Of course, these two senses of the word keep collapsing into one another. Listeners only have access to the musician’s concept through the concrete sounds they produce, and the musicians themselves likewise develop their internal representation of a piece through the act of learning to produce it physically. The abstract quality of meaning has no real means to exist independently of its realisation.
Nonetheless, this double aspect of interpretation is essential to keep the music as performed connected with the imagination, of both performers and listeners. You sometimes hear the word interpretation used as if it was a synonym for ‘plan’: get louder here, and slow down there, change tone colour on this word, and bring out the bass line on that.
But to treat interpretation as meaning only its concrete patterns of action results in an essential impoverishment of musical experience, because it detaches the realisation of meaning from the imaginative source that motivates it.
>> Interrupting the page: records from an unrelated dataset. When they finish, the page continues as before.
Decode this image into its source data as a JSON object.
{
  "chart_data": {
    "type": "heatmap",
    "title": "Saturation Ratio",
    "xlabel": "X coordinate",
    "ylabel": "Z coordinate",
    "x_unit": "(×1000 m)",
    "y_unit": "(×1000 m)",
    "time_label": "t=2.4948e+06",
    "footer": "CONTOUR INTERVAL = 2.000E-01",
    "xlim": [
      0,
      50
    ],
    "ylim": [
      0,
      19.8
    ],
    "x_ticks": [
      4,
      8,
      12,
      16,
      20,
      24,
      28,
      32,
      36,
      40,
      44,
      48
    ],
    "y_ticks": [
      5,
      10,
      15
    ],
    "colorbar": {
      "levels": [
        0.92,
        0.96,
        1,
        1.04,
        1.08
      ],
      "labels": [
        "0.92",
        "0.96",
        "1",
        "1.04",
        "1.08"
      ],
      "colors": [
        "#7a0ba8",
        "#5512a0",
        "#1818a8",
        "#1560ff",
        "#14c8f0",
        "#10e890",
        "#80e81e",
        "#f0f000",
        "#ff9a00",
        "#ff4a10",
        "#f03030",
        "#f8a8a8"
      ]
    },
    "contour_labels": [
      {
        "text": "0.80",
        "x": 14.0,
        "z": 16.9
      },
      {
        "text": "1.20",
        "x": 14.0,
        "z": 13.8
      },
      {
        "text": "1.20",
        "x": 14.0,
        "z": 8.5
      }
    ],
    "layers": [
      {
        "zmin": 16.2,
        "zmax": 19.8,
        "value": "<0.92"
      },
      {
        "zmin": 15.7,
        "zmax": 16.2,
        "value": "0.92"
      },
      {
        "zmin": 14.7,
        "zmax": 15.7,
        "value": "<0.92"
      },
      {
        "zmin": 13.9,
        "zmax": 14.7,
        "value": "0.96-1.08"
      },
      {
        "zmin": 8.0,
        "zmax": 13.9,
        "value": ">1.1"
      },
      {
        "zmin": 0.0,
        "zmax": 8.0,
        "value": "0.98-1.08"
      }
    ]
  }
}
Getting louder and softer has no meaning or value in itself; its only function is to make the performer’s imaginative concept of the music perceptible to the listener.
Indeed, to this extent, the very notion of ‘plan’ is fraught with danger. Sure, you want an ensemble to have some kind of shared purpose in their performance. But articulating this in terms of a sequence of concrete operations places a layer of instructions between the performers and the music they sing. It invites people to connect with the idea of ‘slowing down’, rather than with the feeling of wistfulness or beauty of harmonic richness or whatever combination of musical-imaginative elements sparked the response that an easing of tempo was needed. You can hear when people are performing the plan rather than performing the music.
There’s an interesting post on Owning the Stage where Tom Metzger responds to a director’s anxiety that she’ll come up with a bad plan. He suggests that so long as she is rooting her plan in a careful and sensitive connection with the song, it’s pretty much bound to come out okay – there are lots of right answers, and anyone taking a modicum of care over finding their own is more than likely to produce something effective. His answer, that is, locates the validity of the second meaning of ‘interpretation’ in its connection with the first.
But given the primacy of understanding and imagination in this method of producing a plan, I wonder if it would be even more helpful to let go of the idea of plan and just encourage people to connect with the first layer of interpretation. For, if the performed interpretation articulated in the plan is the outcome of one’s understanding of the music, and if the plan can’t be enacted convincingly without also connecting with the imaginative level of understanding, then the plan itself is at best redundant, and at worst gets in the way of the performance. Maybe it’s a useful tool to help build interpretive skills, but we should remember to keep our focus on the house we are building, not the scaffolding we use to help put it up.